In article <g4m30h$7tr$1@xxxxxxxxxxxxxxxxx>,
Kevin Buzzard <buzzard@xxxxxxxxxxxxxxxxxxxxxxxxxxxx> wrote:
Sorry for the naive question. Is it theoretically possible that
a statement such as "there are infinitely many primes of the form n^2+1"
could be true, but not provable, in ZFC?
Yes.
the idea was that if FLT really were false then there would
exist a counterexample, and "writing down the counterexample" would be
a proof that FLT was false.
Yes. You will not go far astray with the following rule of thumb: Any
"finite computation," if correct, is provable in ZFC, and in fact in far
weaker systems. Other than that, just from the *form* of a statement, we
can't tell a priori whether it could be true but not provable in ZFC.
The *form* can tell us something about this...
Logicians call it Pi-1 I think. (Or is it Sigma-1)
If "There is an odd perfect number" is true, then it is provable.
If "There is an even number > 6 not the sum of two primes" is true,
then it is provable.
But, as you say, as far as we know the negations of these could
possibly be true but unprovable.
.
So for example, "There is no proof of a contradiction from ZFC with
length < 10^10^10," if true, is certainly provable in ZFC. We can say
this even though we don't know whether the statement is in fact true.
Ditto for "There is no odd perfect number less than 10^10^10."

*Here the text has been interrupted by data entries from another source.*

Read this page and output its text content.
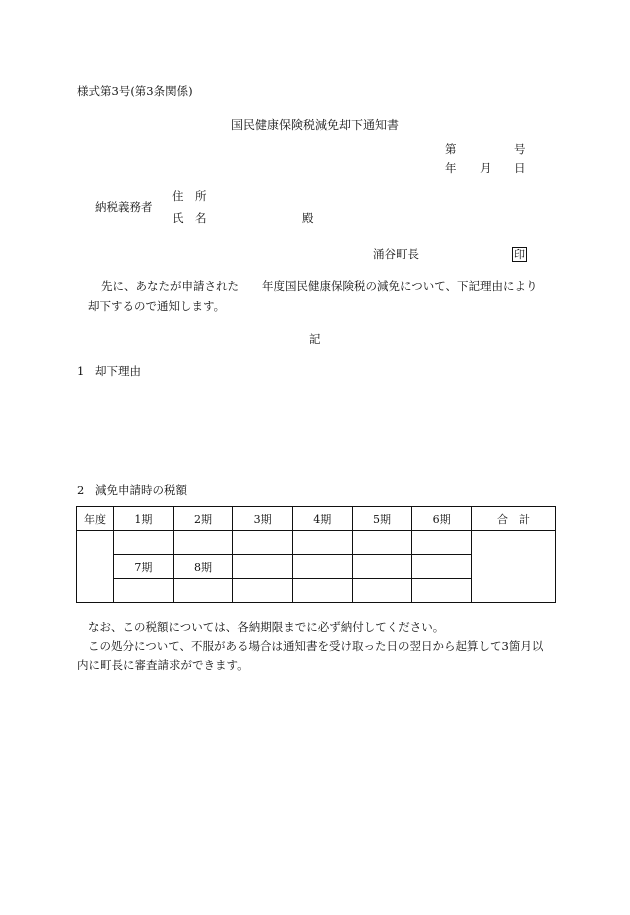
様式第3号(第3条関係)
国民健康保険税減免却下通知書
第	号
年 月 日
納税義務者
住　所
氏　名	殿
涌谷町長	印
先に、あなたが申請された　　年度国民健康保険税の減免について、下記理由により
却下するので通知します。
記
1 却下理由
2 減免申請時の税額
年度	1期	2期	3期	4期	5期	6期	合　計

	7期	8期					

なお、この税額については、各納期限までに必ず納付してください。
この処分について、不服がある場合は通知書を受け取った日の翌日から起算して3箇月以
内に町長に審査請求ができます。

On the other hand, it's entirely possible that the Riemann hypothesis
or the Goldbach conjecture or P = NP or almost any "interesting" conjecture
is true but not provable in ZFC.
One thing that sometimes confuses the issue is that we currently know only
a small number of ways to prove unprovability. Hence you will sometimes
encounter assertions such as, "large cardinals cannot settle the continuum
hypothesis" or "forcing cannot prove the independence of absolute
statements." Such assertions, if interpreted narrowly, are theorems, but
can still sometimes cause arguments because they can also be stated more
broadly and imprecisely so that they are not quite theorems any more. For
your present purposes, you should not be distracted by such debates,
because they are concerned only with the limits of current technology and
say nothing about whether future new techniques will be able to establish
the unprovability of your favorite conjecture.